Summary
Biomass is regularly included in lists of green or renewable energy sources; We believe that this displays a lack of understanding about the carbon intensity of our energy systems. In practice, biomass powerplants not only do not have lower carbon emissions than fossil fuel powerplants but are often responsible for producing more. This is not to say that we are not in favor of policies that would reduce global carbon emissions, but allowing uninformed climate change ideologues to produce our energy policy will inevitably cause more harm than good.
What is Biomass?
In the context of energy production, biomass refers to the burning of plant matter to produce energy. While there are numerous ways to produce energy from biomass, including chemical and thermochemical conversion — which turns the biomass into liquid fuel (ethanol) — the most common means for grid-scale power generation using biomass is through direct combustion (burning it). Most biomass for direct combustion takes the form of wood chips (or pellets), but theoretically, any kind of plant matter could be used. These wood pellets are then either burned in modified power plants that previously burned coal or co-fired with coal. In 2022 biomass accounted for about 5% of the total energy production in the United States (this does not include ethanol used as an additive to gasoline).
The energy density of biomass is considerably less than that of fossil fuels.
In comparison to fossil fuels, one has to burn a lot more biomass to produce the same amount of energy. The problem for biomass starts with emissions; burning a kilogram of biomass produces only a little less carbon dioxide (CO2) than burning a kilogram of coal. However, because of the energy density difference, one needs to burn substantially more biomass relative to coal to generate the same amount of energy. It’s because of this that biomass powerplants emit 150% of the carbon dioxide (CO2) produced by coal-burning powerplants and between 300%-400% produced by natural gas plants.
The History of Biomass
Biomass was the first energy source that humans used, and it has been the primary energy source for most of human history, up until the Industrial Revolution in the mid-1800s, when humanity realized the incredible potential of coal. While the industrialized world adopted coal and later oil and natural gas for energy production, the poorest regions have continued to burn biomass for most of their energy needs (cooking fuel and lighting). This article doesn’t look to cover the over 2 billion people who use biomass as their only energy source, since that is simply a matter of poverty and access; if you provided them with a superior energy source, they would happily adopt it.

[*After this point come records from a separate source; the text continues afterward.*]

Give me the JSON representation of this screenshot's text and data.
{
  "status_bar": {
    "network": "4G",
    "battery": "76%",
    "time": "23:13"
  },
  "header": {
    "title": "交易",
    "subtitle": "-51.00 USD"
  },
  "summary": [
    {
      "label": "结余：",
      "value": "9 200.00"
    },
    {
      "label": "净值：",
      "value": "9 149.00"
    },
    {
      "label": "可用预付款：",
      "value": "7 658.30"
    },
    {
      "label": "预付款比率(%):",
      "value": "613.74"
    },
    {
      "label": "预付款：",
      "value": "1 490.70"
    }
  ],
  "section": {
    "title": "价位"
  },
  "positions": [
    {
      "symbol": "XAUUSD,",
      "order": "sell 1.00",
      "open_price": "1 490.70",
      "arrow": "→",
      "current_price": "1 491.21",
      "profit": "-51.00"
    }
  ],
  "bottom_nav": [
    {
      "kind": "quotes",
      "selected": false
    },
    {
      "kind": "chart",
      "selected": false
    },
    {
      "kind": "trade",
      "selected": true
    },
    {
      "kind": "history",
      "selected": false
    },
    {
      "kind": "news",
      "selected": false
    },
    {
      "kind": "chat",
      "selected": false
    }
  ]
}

Enter the environmentalist movement: developed industrialized nations began to realize that the unabated burning of fossil fuels possibly had something to do with all this air pollution. Biomass was marketed by well-meaning but woefully misinformed people who wanted to reduce carbon emissions. Their reasoning seemed to amount to no more than “How could burning trees be worse for the environment than fossil fuels?” (Sadly, it turned out it was significantly worse).
Second Order Impacts
Many arguments in favor of using biomass for energy generation argue that the trees that go into making the wood pellets are renewable; while this is technically true, by similar logic, one could also argue that fossil fuels are renewable sources as long as your time scale is measured in millions of years. While forests will be able to regrow within a lifetime, cutting down forests for fuel has more significant second-order impacts.

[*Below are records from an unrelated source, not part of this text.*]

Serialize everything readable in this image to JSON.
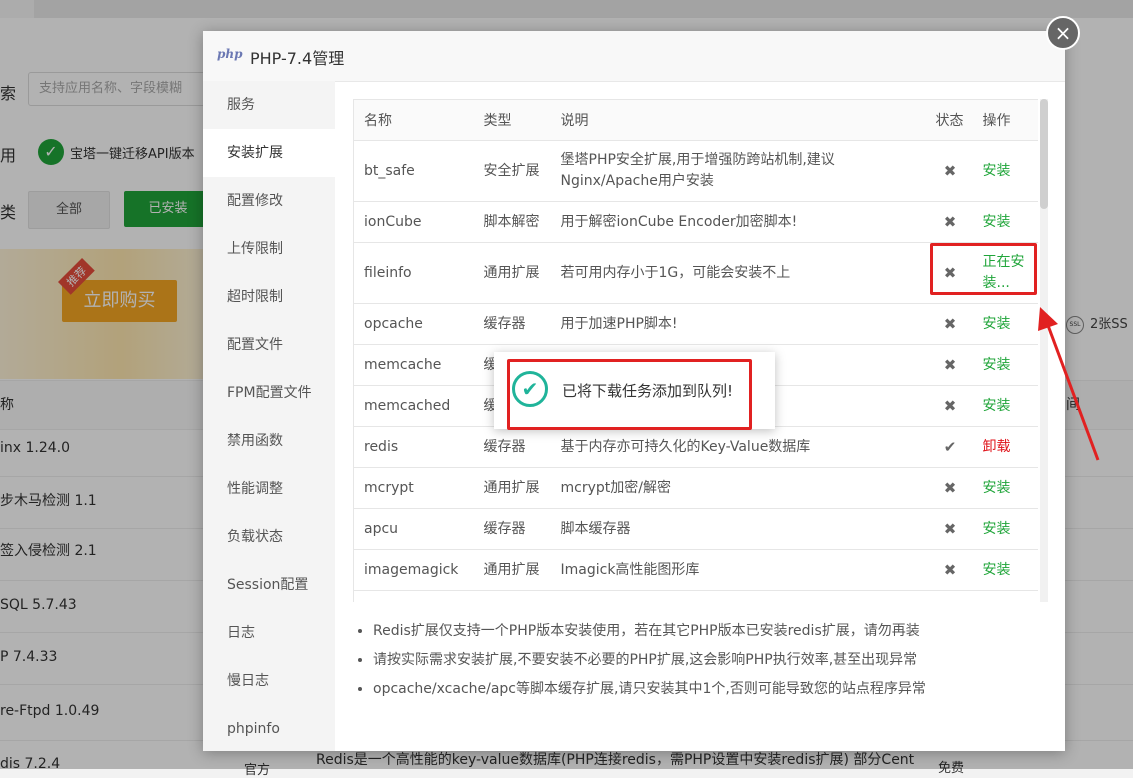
{
  "background": {
    "search_label": "索",
    "search_placeholder": "支持应用名称、字段模糊",
    "app_label": "用",
    "api_text": "宝塔一键迁移API版本",
    "type_label": "类",
    "filter_all": "全部",
    "filter_installed": "已安装",
    "buy_button": "立即购买",
    "ribbon": "推荐",
    "ssl_text": "2张SS",
    "column_time": "间",
    "rows": [
      "inx 1.24.0",
      "步木马检测 1.1",
      "签入侵检测 2.1",
      "SQL 5.7.43",
      "P 7.4.33",
      "re-Ftpd 1.0.49",
      "dis 7.2.4"
    ],
    "bottom_desc": "Redis是一个高性能的key-value数据库(PHP连接redis，需PHP设置中安装redis扩展) 部分Cent",
    "bottom_type": "官方",
    "bottom_price": "免费"
  },
  "dialog": {
    "logo": "php",
    "title": "PHP-7.4管理",
    "close_icon": "×",
    "sidebar": [
      {
        "label": "服务"
      },
      {
        "label": "安装扩展",
        "active": true
      },
      {
        "label": "配置修改"
      },
      {
        "label": "上传限制"
      },
      {
        "label": "超时限制"
      },
      {
        "label": "配置文件"
      },
      {
        "label": "FPM配置文件"
      },
      {
        "label": "禁用函数"
      },
      {
        "label": "性能调整"
      },
      {
        "label": "负载状态"
      },
      {
        "label": "Session配置"
      },
      {
        "label": "日志"
      },
      {
        "label": "慢日志"
      },
      {
        "label": "phpinfo"
      }
    ],
    "table": {
      "headers": {
        "name": "名称",
        "type": "类型",
        "desc": "说明",
        "status": "状态",
        "action": "操作"
      },
      "rows": [
        {
          "name": "bt_safe",
          "type": "安全扩展",
          "desc": "堡塔PHP安全扩展,用于增强防跨站机制,建议Nginx/Apache用户安装",
          "status": "✖",
          "action": "安装"
        },
        {
          "name": "ionCube",
          "type": "脚本解密",
          "desc": "用于解密ionCube Encoder加密脚本!",
          "status": "✖",
          "action": "安装"
        },
        {
          "name": "fileinfo",
          "type": "通用扩展",
          "desc": "若可用内存小于1G，可能会安装不上",
          "status": "✖",
          "action": "正在安装..."
        },
        {
          "name": "opcache",
          "type": "缓存器",
          "desc": "用于加速PHP脚本!",
          "status": "✖",
          "action": "安装"
        },
        {
          "name": "memcache",
          "type": "缓存器",
          "desc": "",
          "status": "✖",
          "action": "安装"
        },
        {
          "name": "memcached",
          "type": "缓存器",
          "desc": "",
          "status": "✖",
          "action": "安装"
        },
        {
          "name": "redis",
          "type": "缓存器",
          "desc": "基于内存亦可持久化的Key-Value数据库",
          "status": "✔",
          "action": "卸载"
        },
        {
          "name": "mcrypt",
          "type": "通用扩展",
          "desc": "mcrypt加密/解密",
          "status": "✖",
          "action": "安装"
        },
        {
          "name": "apcu",
          "type": "缓存器",
          "desc": "脚本缓存器",
          "status": "✖",
          "action": "安装"
        },
        {
          "name": "imagemagick",
          "type": "通用扩展",
          "desc": "Imagick高性能图形库",
          "status": "✖",
          "action": "安装"
        }
      ]
    },
    "notes": [
      "Redis扩展仅支持一个PHP版本安装使用，若在其它PHP版本已安装redis扩展，请勿再装",
      "请按实际需求安装扩展,不要安装不必要的PHP扩展,这会影响PHP执行效率,甚至出现异常",
      "opcache/xcache/apc等脚本缓存扩展,请只安装其中1个,否则可能导致您的站点程序异常"
    ]
  },
  "toast": {
    "icon": "✔",
    "message": "已将下载任务添加到队列!"
  },
  "colors": {
    "accent": "#20a53a",
    "danger": "#e0151c",
    "highlight": "#e12121",
    "toast_icon": "#20b49a"
  }
}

While many proponents of using biomass for grid-scale energy production would argue that environmentally sound forestry practices (not cutting down old-growth forests or only cutting down diseased trees) can be used to cultivate trees for biomass, the reality is different. Most biomass wood pellets are produced by environmentally harmful practices (such as clear-cutting); the fact is that if one is producing biomass on a small scale, sustainable forestry practices can be used to great effect; on an industrial scale (necessary for grid-scale energy production), the demand for biomass far exceeds the supply of sustainably sourced trees. Forests also play an important role as carbon sinks, absorbing CO2 from the atmosphere; in one year, a tree can absorb 48 pounds of CO2 from the atmosphere. Humanity already has a deforestation problem, with forests being cleared for use as cattle farms; there is really no need to exacerbate this trend for the sake of electricity production.
Conclusion
So, we are burning trees to produce energy with a similar or worse carbon intensity to that of fossil fuels, the only difference being that the forests we cut down to produce our biomass actually would provide benefit environmental benefits for years to come if left alive, and by comparison, leaving fossil fuels in the ground would provide humanity no similar benefit.

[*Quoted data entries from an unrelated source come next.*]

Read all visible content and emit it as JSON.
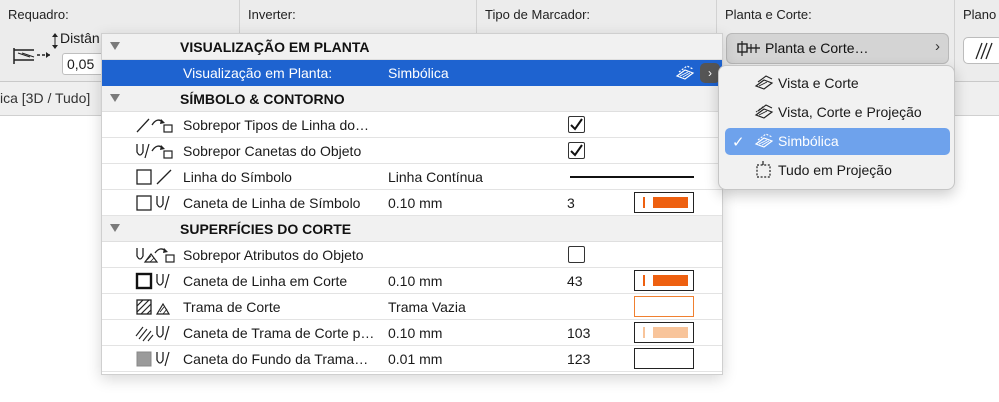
{
  "toolbar": {
    "sections": [
      {
        "label": "Requadro:"
      },
      {
        "label": "Inverter:"
      },
      {
        "label": "Tipo de Marcador:"
      },
      {
        "label": "Planta e Corte:"
      },
      {
        "label": "Plano"
      }
    ],
    "reframe": {
      "distance_label": "Distân",
      "distance_value": "0,05"
    },
    "plan_button": {
      "label": "Planta e Corte…",
      "arrow": "›"
    },
    "subbar_text": "ica [3D / Tudo]"
  },
  "panel": {
    "groups": [
      {
        "title": "VISUALIZAÇÃO EM PLANTA"
      },
      {
        "title": "SÍMBOLO & CONTORNO"
      },
      {
        "title": "SUPERFÍCIES DO CORTE"
      }
    ],
    "rows": [
      {
        "label": "Visualização em Planta:",
        "value": "Simbólica",
        "icon": "floor-plan-display-icon"
      },
      {
        "label": "Sobrepor Tipos de Linha do…",
        "checked": true,
        "icon": "override-line-types-icon"
      },
      {
        "label": "Sobrepor Canetas do Objeto",
        "checked": true,
        "icon": "override-pens-icon"
      },
      {
        "label": "Linha do Símbolo",
        "value": "Linha Contínua",
        "icon": "symbol-line-icon"
      },
      {
        "label": "Caneta de Linha de Símbolo",
        "value": "0.10 mm",
        "pen": "3",
        "icon": "symbol-line-pen-icon"
      },
      {
        "label": "Sobrepor Atributos do Objeto",
        "checked": false,
        "icon": "override-attributes-icon"
      },
      {
        "label": "Caneta de Linha em Corte",
        "value": "0.10 mm",
        "pen": "43",
        "icon": "cut-line-pen-icon"
      },
      {
        "label": "Trama de Corte",
        "value": "Trama Vazia",
        "icon": "cut-fill-icon"
      },
      {
        "label": "Caneta de Trama de Corte p…",
        "value": "0.10 mm",
        "pen": "103",
        "icon": "cut-fill-pen-icon"
      },
      {
        "label": "Caneta do Fundo da Trama…",
        "value": "0.01 mm",
        "pen": "123",
        "icon": "fill-background-pen-icon"
      }
    ]
  },
  "popup": {
    "items": [
      {
        "label": "Vista e Corte",
        "icon": "view-and-section-icon"
      },
      {
        "label": "Vista, Corte e Projeção",
        "icon": "view-section-projection-icon"
      },
      {
        "label": "Simbólica",
        "icon": "symbolic-icon",
        "selected": true,
        "check": "✓"
      },
      {
        "label": "Tudo em Projeção",
        "icon": "all-projected-icon"
      }
    ]
  },
  "colors": {
    "selection": "#1e63d0",
    "popup_highlight": "#6ea2ec",
    "pen_orange": "#ee6010",
    "pen_light_orange": "#f8c49a",
    "empty_fill_border": "#f08030"
  }
}
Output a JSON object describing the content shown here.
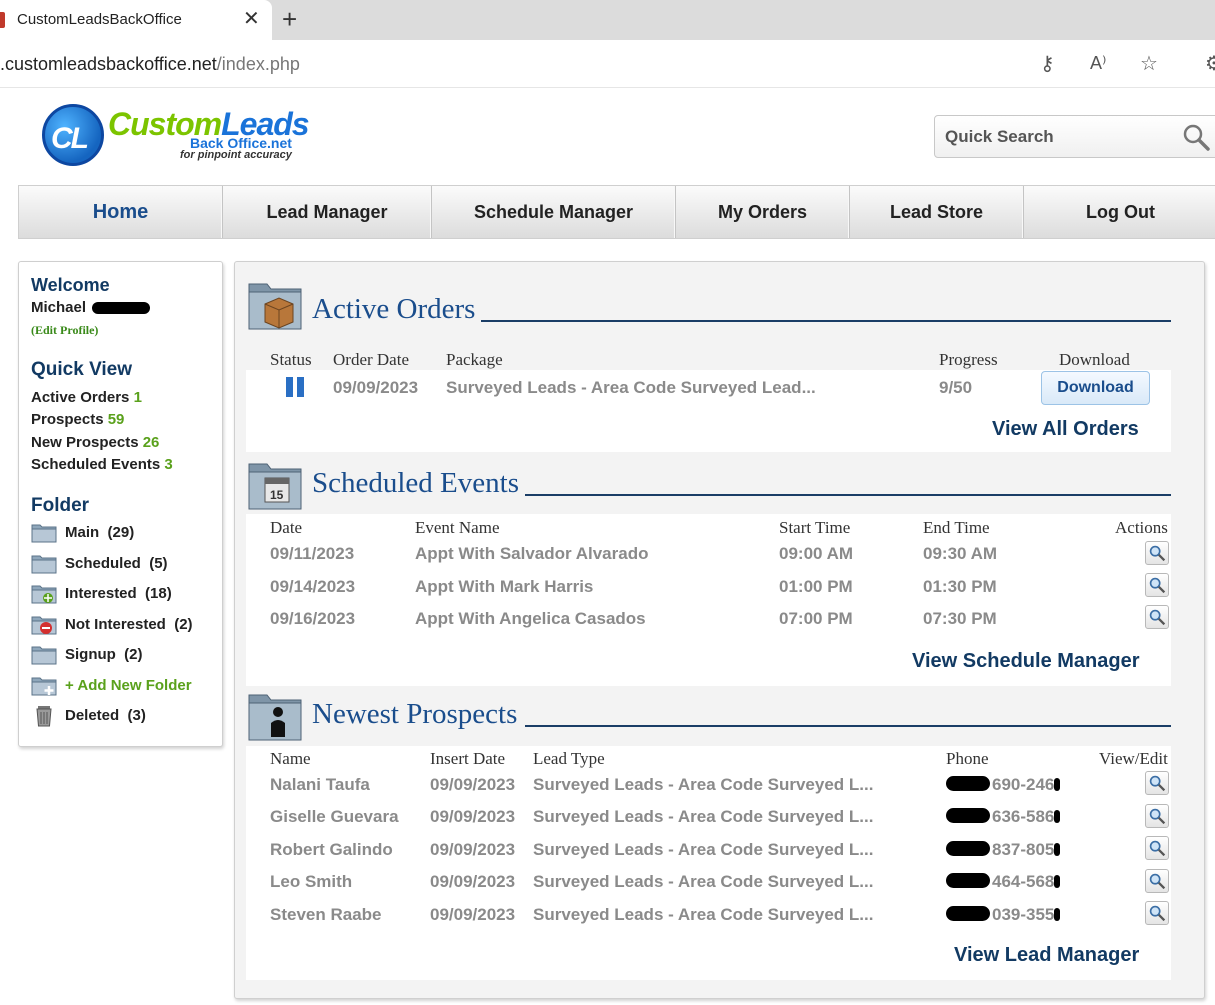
{
  "browser": {
    "tab_title": "CustomLeadsBackOffice",
    "url_host": ".customleadsbackoffice.net",
    "url_path": "/index.php"
  },
  "logo": {
    "initials": "CL",
    "name_part1": "Custom",
    "name_part2": "Leads",
    "subtitle": "Back Office.net",
    "tagline": "for pinpoint accuracy"
  },
  "search": {
    "placeholder": "Quick Search"
  },
  "nav": [
    {
      "label": "Home",
      "active": true
    },
    {
      "label": "Lead Manager"
    },
    {
      "label": "Schedule Manager"
    },
    {
      "label": "My Orders"
    },
    {
      "label": "Lead Store"
    },
    {
      "label": "Log Out"
    }
  ],
  "sidebar": {
    "welcome_heading": "Welcome",
    "user_name": "Michael",
    "edit_profile": "(Edit Profile)",
    "quick_view_heading": "Quick View",
    "quick_view": [
      {
        "label": "Active Orders",
        "count": "1"
      },
      {
        "label": "Prospects",
        "count": "59"
      },
      {
        "label": "New Prospects",
        "count": "26"
      },
      {
        "label": "Scheduled Events",
        "count": "3"
      }
    ],
    "folder_heading": "Folder",
    "folders": [
      {
        "label": "Main",
        "count": "(29)",
        "icon": "folder-icon"
      },
      {
        "label": "Scheduled",
        "count": "(5)",
        "icon": "folder-icon"
      },
      {
        "label": "Interested",
        "count": "(18)",
        "icon": "folder-interested-icon"
      },
      {
        "label": "Not Interested",
        "count": "(2)",
        "icon": "folder-not-interested-icon"
      },
      {
        "label": "Signup",
        "count": "(2)",
        "icon": "folder-icon"
      },
      {
        "label": "+ Add New Folder",
        "count": "",
        "icon": "folder-add-icon"
      },
      {
        "label": "Deleted",
        "count": "(3)",
        "icon": "trash-icon"
      }
    ]
  },
  "active_orders": {
    "title": "Active Orders",
    "headers": [
      "Status",
      "Order Date",
      "Package",
      "Progress",
      "Download"
    ],
    "rows": [
      {
        "status_icon": "pause-icon",
        "order_date": "09/09/2023",
        "package": "Surveyed Leads - Area Code Surveyed Lead...",
        "progress": "9/50",
        "download_label": "Download"
      }
    ],
    "view_all": "View All Orders"
  },
  "scheduled_events": {
    "title": "Scheduled Events",
    "headers": [
      "Date",
      "Event Name",
      "Start Time",
      "End Time",
      "Actions"
    ],
    "rows": [
      {
        "date": "09/11/2023",
        "event": "Appt With Salvador Alvarado",
        "start": "09:00 AM",
        "end": "09:30 AM"
      },
      {
        "date": "09/14/2023",
        "event": "Appt With Mark Harris",
        "start": "01:00 PM",
        "end": "01:30 PM"
      },
      {
        "date": "09/16/2023",
        "event": "Appt With Angelica Casados",
        "start": "07:00 PM",
        "end": "07:30 PM"
      }
    ],
    "view_all": "View Schedule Manager"
  },
  "newest_prospects": {
    "title": "Newest Prospects",
    "headers": [
      "Name",
      "Insert Date",
      "Lead Type",
      "Phone",
      "View/Edit"
    ],
    "rows": [
      {
        "name": "Nalani Taufa",
        "date": "09/09/2023",
        "lead_type": "Surveyed Leads - Area Code Surveyed L...",
        "phone": "690-246"
      },
      {
        "name": "Giselle Guevara",
        "date": "09/09/2023",
        "lead_type": "Surveyed Leads - Area Code Surveyed L...",
        "phone": "636-586"
      },
      {
        "name": "Robert Galindo",
        "date": "09/09/2023",
        "lead_type": "Surveyed Leads - Area Code Surveyed L...",
        "phone": "837-805"
      },
      {
        "name": "Leo Smith",
        "date": "09/09/2023",
        "lead_type": "Surveyed Leads - Area Code Surveyed L...",
        "phone": "464-568"
      },
      {
        "name": "Steven Raabe",
        "date": "09/09/2023",
        "lead_type": "Surveyed Leads - Area Code Surveyed L...",
        "phone": "039-355"
      }
    ],
    "view_all": "View Lead Manager"
  },
  "colors": {
    "heading_navy": "#123a63",
    "link_blue": "#1a4d8c",
    "count_green": "#5aa11c",
    "muted_gray": "#8a8a8a"
  }
}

It is mind-boggling how well-meaning environmentalists have endorsed an energy source that is so obviously harmful to the environment in almost every conceivable way. It displays that climate change has become so ideological and adversarial that no one is actually trying to provide any achievable path to addressing it. Environmentalists have villainized fossil fuels to such a degree that they cannot admit to themselves that their lifestyles would be impossible without them, and the conservatives that disregard the threat of climate change are not willing to admit that while fossil fuels have been an incredible resource responsible for unimaginable increases in our quality of life, there is a real need to reduce our carbon emission with less polluting energy sources. Our advice is to let some more engineers into the policy discussion; they’ll be able to draft achievable climate policy without ideological bias towards a particular energy source.